Education should partly be about the process of refining and extending the range of pleasures that we can experience. We should be capable of being pleased by word-play, by stories of the past, by dreams of the future, by the worlds of “as if” and “ought to be.” If we are not, our experience will surely be impoverished. And our interpretations of “reality” (and the worldview we assemble from them) will surely follow suit.
Any educational situation that ignores pleasure and quality, and sacrifices them (in the literal meaning of the word) in the name of “discipline” or quantities, is a failure. The Puritan strain in our educational system asserts that play and work never join forces, that pleasure is not part of learning, and that “discipline” means categories and dogged repetition of a limited repertoire of activities. Ouch. How wrong can this be?
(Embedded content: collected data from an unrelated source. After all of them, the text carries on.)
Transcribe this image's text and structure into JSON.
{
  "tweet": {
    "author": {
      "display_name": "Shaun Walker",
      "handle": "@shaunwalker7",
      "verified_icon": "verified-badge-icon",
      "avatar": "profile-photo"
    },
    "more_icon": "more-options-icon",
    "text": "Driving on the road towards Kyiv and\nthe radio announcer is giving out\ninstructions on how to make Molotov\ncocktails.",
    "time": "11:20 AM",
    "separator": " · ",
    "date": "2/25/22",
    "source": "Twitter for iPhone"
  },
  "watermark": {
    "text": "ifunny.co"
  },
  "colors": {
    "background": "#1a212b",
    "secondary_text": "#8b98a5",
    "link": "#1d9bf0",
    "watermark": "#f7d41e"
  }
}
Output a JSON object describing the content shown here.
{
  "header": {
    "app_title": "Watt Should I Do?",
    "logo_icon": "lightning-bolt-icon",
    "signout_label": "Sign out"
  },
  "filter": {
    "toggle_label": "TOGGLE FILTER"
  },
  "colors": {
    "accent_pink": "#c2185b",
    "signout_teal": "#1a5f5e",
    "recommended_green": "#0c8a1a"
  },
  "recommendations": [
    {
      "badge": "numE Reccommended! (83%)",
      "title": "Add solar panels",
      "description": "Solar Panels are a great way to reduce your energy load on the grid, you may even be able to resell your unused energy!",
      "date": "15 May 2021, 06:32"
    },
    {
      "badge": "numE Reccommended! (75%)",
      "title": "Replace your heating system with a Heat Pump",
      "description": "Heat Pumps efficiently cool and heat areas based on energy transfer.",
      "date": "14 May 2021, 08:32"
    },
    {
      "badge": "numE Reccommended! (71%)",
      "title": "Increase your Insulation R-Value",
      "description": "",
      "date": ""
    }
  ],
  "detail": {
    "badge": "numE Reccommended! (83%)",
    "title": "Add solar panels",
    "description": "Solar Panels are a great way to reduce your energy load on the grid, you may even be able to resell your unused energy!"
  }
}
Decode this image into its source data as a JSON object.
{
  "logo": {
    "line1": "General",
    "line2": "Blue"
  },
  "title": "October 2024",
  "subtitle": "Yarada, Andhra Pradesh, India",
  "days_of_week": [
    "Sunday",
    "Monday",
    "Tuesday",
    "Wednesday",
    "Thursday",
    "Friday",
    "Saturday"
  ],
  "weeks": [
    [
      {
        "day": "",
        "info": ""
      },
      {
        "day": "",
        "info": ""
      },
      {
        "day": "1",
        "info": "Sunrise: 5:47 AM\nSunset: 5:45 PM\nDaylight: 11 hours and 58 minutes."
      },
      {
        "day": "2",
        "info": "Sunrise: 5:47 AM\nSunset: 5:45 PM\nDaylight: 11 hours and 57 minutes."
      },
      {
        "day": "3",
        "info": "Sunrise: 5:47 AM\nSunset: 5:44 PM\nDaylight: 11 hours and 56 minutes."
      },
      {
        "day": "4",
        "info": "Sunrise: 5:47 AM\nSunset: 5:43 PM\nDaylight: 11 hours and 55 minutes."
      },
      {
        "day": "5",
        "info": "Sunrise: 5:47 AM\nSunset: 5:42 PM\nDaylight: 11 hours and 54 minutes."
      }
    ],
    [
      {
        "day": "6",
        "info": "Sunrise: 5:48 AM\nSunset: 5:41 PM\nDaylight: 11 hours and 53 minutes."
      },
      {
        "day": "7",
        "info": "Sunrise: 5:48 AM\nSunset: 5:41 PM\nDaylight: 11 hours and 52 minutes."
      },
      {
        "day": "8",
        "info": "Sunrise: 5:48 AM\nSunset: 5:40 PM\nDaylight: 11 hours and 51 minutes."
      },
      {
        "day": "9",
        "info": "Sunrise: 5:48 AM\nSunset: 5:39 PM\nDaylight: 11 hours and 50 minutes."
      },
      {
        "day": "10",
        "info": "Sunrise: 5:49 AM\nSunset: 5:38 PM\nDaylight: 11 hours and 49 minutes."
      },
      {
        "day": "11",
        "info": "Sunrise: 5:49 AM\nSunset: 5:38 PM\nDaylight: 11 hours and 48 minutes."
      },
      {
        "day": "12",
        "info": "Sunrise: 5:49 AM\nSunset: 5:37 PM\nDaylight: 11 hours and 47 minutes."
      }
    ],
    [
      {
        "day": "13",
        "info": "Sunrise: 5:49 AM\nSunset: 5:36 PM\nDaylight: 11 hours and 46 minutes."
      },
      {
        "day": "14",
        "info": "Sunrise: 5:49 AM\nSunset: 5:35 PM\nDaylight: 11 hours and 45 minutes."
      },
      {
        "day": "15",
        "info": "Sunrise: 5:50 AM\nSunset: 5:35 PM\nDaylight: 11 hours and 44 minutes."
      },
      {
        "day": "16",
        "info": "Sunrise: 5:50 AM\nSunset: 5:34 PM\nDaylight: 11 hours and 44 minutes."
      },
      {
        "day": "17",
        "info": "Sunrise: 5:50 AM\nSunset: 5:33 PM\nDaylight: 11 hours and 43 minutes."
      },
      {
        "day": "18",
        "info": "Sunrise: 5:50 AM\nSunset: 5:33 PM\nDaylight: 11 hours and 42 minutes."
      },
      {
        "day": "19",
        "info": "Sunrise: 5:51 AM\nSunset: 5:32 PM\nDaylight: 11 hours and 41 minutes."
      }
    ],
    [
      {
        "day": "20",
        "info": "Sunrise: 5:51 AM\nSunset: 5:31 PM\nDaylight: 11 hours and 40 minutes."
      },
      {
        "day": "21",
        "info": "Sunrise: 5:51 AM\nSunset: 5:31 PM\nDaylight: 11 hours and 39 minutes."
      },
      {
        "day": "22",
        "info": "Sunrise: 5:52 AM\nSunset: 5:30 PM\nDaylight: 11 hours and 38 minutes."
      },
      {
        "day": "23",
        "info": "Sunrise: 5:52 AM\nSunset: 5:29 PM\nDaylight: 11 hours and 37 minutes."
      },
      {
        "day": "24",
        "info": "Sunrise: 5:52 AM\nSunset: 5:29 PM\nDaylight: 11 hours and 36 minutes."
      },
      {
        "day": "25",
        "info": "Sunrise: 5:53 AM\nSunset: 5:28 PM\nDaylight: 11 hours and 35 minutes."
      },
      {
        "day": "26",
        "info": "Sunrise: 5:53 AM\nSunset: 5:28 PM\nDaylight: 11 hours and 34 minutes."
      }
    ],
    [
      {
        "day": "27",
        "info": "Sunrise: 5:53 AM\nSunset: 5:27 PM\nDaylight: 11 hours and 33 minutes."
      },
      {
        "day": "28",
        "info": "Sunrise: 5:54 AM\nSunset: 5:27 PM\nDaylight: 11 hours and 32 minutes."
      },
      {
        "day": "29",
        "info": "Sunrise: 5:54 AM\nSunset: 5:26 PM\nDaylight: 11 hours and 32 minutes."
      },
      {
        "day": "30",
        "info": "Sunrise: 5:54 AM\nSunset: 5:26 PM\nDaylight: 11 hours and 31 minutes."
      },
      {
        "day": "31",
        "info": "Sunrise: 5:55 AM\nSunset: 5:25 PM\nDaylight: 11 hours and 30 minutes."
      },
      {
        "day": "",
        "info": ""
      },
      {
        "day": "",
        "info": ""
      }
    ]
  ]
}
Why do we have an educational curriculum that denies pleasure, play, and open making of meaning? Well, it comes from the “Western Tradition” that academics have been so proud of for so darned long: concepts privileged over experiences, objectivity favored over subjectivity, mastery favored over inquiry, control favored over spontaneity. All of this is dangerous and damaging to the human mind. In fact, TV and the Internet and drugs and alcohol and a host of other social innovations have been efforts to bring play and un-directed experience and spontaneity and subjectivity back into our culture. But they bring them in the back door and do not integrate them into our way of understanding ourselves.
In the name of authority and control, we have created educational and business structures based on yes/no and either/or thinking. We have followed the lead of our computers. But rhetoric is central to learning, thinking, and relating to other complex creatures, and we cannot neglect it. Representation, metarepresentation, interpretation, attention, and other factors come into play. The answer to many questions remains “mu”—neither yes nor no—for a long time. And that is good! To jump to conclusions is one of the fatal flaws of human cognition. Better to hold information with a metarepresentational tag (as Lisa Zunshine and others describe it). So and so said this, or I read this in such and such a newspaper, or . . . in the world of rhetoric, judgments are always contingent. But that does not stop us from making choices and acting. Our best judgment guides us, and that must be (adaptively speaking) good enough. Can I jump far enough to avoid falling on that ice spot? Did my friend give me the best instructions for getting to his house? Should I take the job offer I just received, or stick with a sure thing that I’ve already got? Both/And thinking always comes into play.
The university, and public education in the U.S., were built on principles that no longer hold. Education in medieval times centered on cultural memory. Monks copied manuscripts, storing and transmitting the written word and thought from generation to generation. The scale of human thinking was limited by the small scope of both thinkers and their influence on readers. The corpus of knowledge was small, relatively speaking, and a life’s work could result in complete mastery of major subject areas. One could, truly, know the best that had been said and written. Knowledge was accumulative, centered on memorization and identification. Expertise was mastery of a body of texts and ideas. Ph.D. programs and teacher prep programs remain enmeshed in the assumptions of this medieval understanding of knowledge
It is time for a change of direction. I'd love to hear comments on this.